SQL Multiple Updates vs single Update performance
The single UPDATE
is faster.
I have tested with MySQL 5.1.73
CREATE TABLE test_random (
val char(40) NOT NULL default '',
num int NOT NULL default '0',
KEY val (val)
) TYPE=MyISAM;
INSERT INTO test_random (val, num) VALUES
('MXZJBXUGNFOZMMQMYZEMLKZZKTCIGEU',889),
('ZTEBMDHOJGYBYEOPZIIPPJQQOKXMTKU',351),
... [200K records total inserted] ...
('ADLDYZQHDEZMYBHORKGJYMIOVUETQCM',786);
Then here is random-update-single.sql:
UPDATE test_random SET num=1 WHERE val IN (
'PXTUKCZMRFZDTWUPULAPENPNQCSPFQJ',
'GDIMLSCDRSNCMUNUZLQIDFZSEELNZLR',
... [100K records] ...
'ADLDYZQHDEZMYBHORKGJYMIOVUETQCM');
And here is random-update-multiple.sql:
UPDATE test_random SET num=2 WHERE val='PXTUKCZMRFZDTWUPULAPENPNQCSPFQJ';
UPDATE test_random SET num=2 WHERE val='GDIMLSCDRSNCMUNUZLQIDFZSEELNZLR';
... [100K records] ...
UPDATE test_random SET num=2 WHERE val='ADLDYZQHDEZMYBHORKGJYMIOVUETQCM';
Here is the result:
> time mysql -uroot test < random-update-single.sql
0.075u 0.009s 0:01.78 3.9% 0+0k 0+0io 0pf+0w
> time mysql -uroot test < random-update-single.sql
0.074u 0.009s 0:01.76 3.9% 0+0k 0+0io 0pf+0w
> time mysql -uroot test < random-update-single.sql
0.069u 0.013s 0:01.57 4.4% 0+0k 0+0io 0pf+0w
> time mysql -uroot test < random-update-multiple.sql
1.746u 1.515s 0:11.14 29.1% 0+0k 0+0io 0pf+0w
> time mysql -uroot test < random-update-multiple.sql
2.183u 2.150s 0:14.83 29.1% 0+0k 0+0io 0pf+0w
> time mysql -uroot test < random-update-multiple.sql
1.961u 1.949s 0:13.96 27.9% 0+0k 0+0io 0pf+0w
That is, multiple UPDATE
turned out to be 5-6 times slower than single UPDATE
.
SQL is supposed to be a declarative language; it does not expect from the user to say "how" to get the result, only "what" the desired result is. So in principal I would use the in()

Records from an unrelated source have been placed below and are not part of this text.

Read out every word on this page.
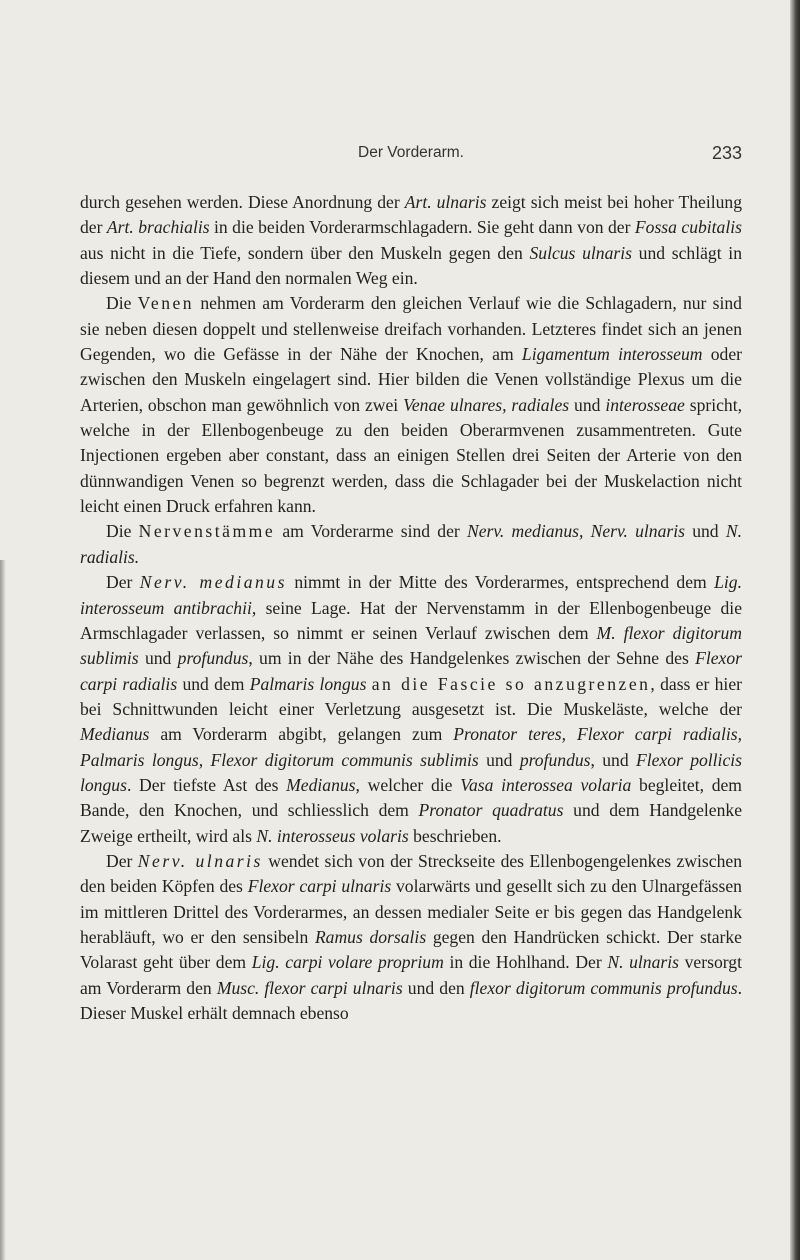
Der Vorderarm.	233

durch gesehen werden. Diese Anordnung der Art. ulnaris zeigt sich meist bei hoher Theilung der Art. brachialis in die beiden Vorderarmschlagadern. Sie geht dann von der Fossa cubitalis aus nicht in die Tiefe, sondern über den Muskeln gegen den Sulcus ulnaris und schlägt in diesem und an der Hand den normalen Weg ein.

Die Venen nehmen am Vorderarm den gleichen Verlauf wie die Schlagadern, nur sind sie neben diesen doppelt und stellenweise dreifach vorhanden. Letzteres findet sich an jenen Gegenden, wo die Gefässe in der Nähe der Knochen, am Ligamentum interosseum oder zwischen den Muskeln eingelagert sind. Hier bilden die Venen vollständige Plexus um die Arterien, obschon man gewöhnlich von zwei Venae ulnares, radiales und interosseae spricht, welche in der Ellenbogenbeuge zu den beiden Oberarmvenen zusammentreten. Gute Injectionen ergeben aber constant, dass an einigen Stellen drei Seiten der Arterie von den dünnwandigen Venen so begrenzt werden, dass die Schlagader bei der Muskelaction nicht leicht einen Druck erfahren kann.

Die Nervenstämme am Vorderarme sind der Nerv. medianus, Nerv. ulnaris und N. radialis.

Der Nerv. medianus nimmt in der Mitte des Vorderarmes, entsprechend dem Lig. interosseum antibrachii, seine Lage. Hat der Nervenstamm in der Ellenbogenbeuge die Armschlagader verlassen, so nimmt er seinen Verlauf zwischen dem M. flexor digitorum sublimis und profundus, um in der Nähe des Handgelenkes zwischen der Sehne des Flexor carpi radialis und dem Palmaris longus an die Fascie so anzugrenzen, dass er hier bei Schnittwunden leicht einer Verletzung ausgesetzt ist. Die Muskeläste, welche der Medianus am Vorderarm abgibt, gelangen zum Pronator teres, Flexor carpi radialis, Palmaris longus, Flexor digitorum communis sublimis und profundus, und Flexor pollicis longus. Der tiefste Ast des Medianus, welcher die Vasa interossea volaria begleitet, dem Bande, den Knochen, und schliesslich dem Pronator quadratus und dem Handgelenke Zweige ertheilt, wird als N. interosseus volaris beschrieben.

Der Nerv. ulnaris wendet sich von der Streckseite des Ellenbogengelenkes zwischen den beiden Köpfen des Flexor carpi ulnaris volarwärts und gesellt sich zu den Ulnargefässen im mittleren Drittel des Vorderarmes, an dessen medialer Seite er bis gegen das Handgelenk herabläuft, wo er den sensibeln Ramus dorsalis gegen den Handrücken schickt. Der starke Volarast geht über dem Lig. carpi volare proprium in die Hohlhand. Der N. ulnaris versorgt am Vorderarm den Musc. flexor carpi ulnaris und den flexor digitorum communis profundus. Dieser Muskel erhält demnach ebenso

construct, as this is the most concise (from a logical viewpoint) way to ask for the results, and let the DBMS (any DBMS!) decide what's best.
The single update will typically be faster since the entire thing would normally be done in a single commit. 10,000 shouldn't be a problem in my experience, but depending on your platform, generating the big SQL like that might not be the best.
What is determining whether a server is going live? Which platform are you on? Is it possible you have a table you would send to a procedure as a parameter (SQL Server Table-Valued Parameters) and then use directly in the UPDATE query?
Ultimately, you can only tell with looking at the execution plan and benchmarking yourself.